Three years ago, Los Angeles Angels owner Arte Moreno asked the city of Anaheim to give him development rights to his stadium parking lot in exchange for him making stadium upgrades, only to be forced to back down when an appraisal revealed he’d be getting $245 million in land and spending only $150 million on renovations. Last year, Moreno griped that a Chinese developer, LT Global, was looking at building a privately funded mixed-use development on land it had bought across the street from the stadium, because he was afraid it would use his parking. On Wednesday, team officials intimated that they would sue unless the LT Global project went through a full environmental impact study:
The demand, contained in the second hostile letter from Angels lawyers to the city within two weeks, comes as the team and city have revived talks on a lease that would extend the Angels’ tenure at the city-owned stadium.
Last week, the Anaheim Planning Commission, over the Angels’ objections, unanimously endorsed a 15-acre complex of shops, restaurants, offices, residences and a hotel on the site next to Angel Stadium.
The Anaheim City Council has final say on the project and could vote to approve it as soon as Sept. 27. In the letter, Angels attorney George Mihlsten said the planning commission approved the project with “very limited environmental review and no opportunity for public review,” and he asked the council to order a new environmental impact report.

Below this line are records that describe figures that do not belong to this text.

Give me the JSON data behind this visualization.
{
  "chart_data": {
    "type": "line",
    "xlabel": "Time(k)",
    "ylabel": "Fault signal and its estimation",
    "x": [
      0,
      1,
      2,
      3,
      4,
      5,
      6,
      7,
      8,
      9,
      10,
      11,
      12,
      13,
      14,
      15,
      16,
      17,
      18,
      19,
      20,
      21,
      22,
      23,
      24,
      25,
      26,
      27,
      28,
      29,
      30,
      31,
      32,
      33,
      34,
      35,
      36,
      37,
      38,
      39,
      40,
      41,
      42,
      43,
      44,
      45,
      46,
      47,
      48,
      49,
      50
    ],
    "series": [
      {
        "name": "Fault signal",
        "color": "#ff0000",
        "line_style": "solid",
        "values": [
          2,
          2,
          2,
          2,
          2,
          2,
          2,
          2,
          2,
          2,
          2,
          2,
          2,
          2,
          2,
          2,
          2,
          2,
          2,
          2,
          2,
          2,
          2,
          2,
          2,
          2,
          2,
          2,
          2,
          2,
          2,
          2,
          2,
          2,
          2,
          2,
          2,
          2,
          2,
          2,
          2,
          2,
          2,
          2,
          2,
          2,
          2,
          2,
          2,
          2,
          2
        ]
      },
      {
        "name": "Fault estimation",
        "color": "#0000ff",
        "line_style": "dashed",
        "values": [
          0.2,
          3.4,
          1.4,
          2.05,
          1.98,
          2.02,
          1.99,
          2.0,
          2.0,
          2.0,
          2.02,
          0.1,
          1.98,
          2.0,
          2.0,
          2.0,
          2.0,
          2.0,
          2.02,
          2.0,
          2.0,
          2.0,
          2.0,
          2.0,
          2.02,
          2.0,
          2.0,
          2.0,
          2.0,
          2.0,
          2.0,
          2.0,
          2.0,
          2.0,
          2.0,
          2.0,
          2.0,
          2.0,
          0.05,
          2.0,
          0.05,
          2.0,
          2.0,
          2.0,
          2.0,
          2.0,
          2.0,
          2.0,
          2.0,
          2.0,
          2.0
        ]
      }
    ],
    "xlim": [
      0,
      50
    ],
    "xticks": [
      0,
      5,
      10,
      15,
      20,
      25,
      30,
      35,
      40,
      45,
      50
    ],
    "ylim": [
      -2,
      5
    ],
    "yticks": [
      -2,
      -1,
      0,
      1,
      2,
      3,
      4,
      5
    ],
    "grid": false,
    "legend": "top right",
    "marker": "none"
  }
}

Couple of things here: First off, whatever the merits of the dispute (public review is a good thing), it remains hilarious to see a would-be developer complaining about the insufficiency of an EIS, given that you know Mihlsten would be saying the exact opposite if Moreno were the one looking to build this project. Second, that “revived talks on a lease” clause may not be just a news peg — when you’re at the lease negotiating table, everything is up for grabs, and trading off “we won’t sue the developers next door” for something is, at the very least, a bargaining chip that Moreno will want to explore. Mayor Tom Tait and his negotiators have their work cut out for them.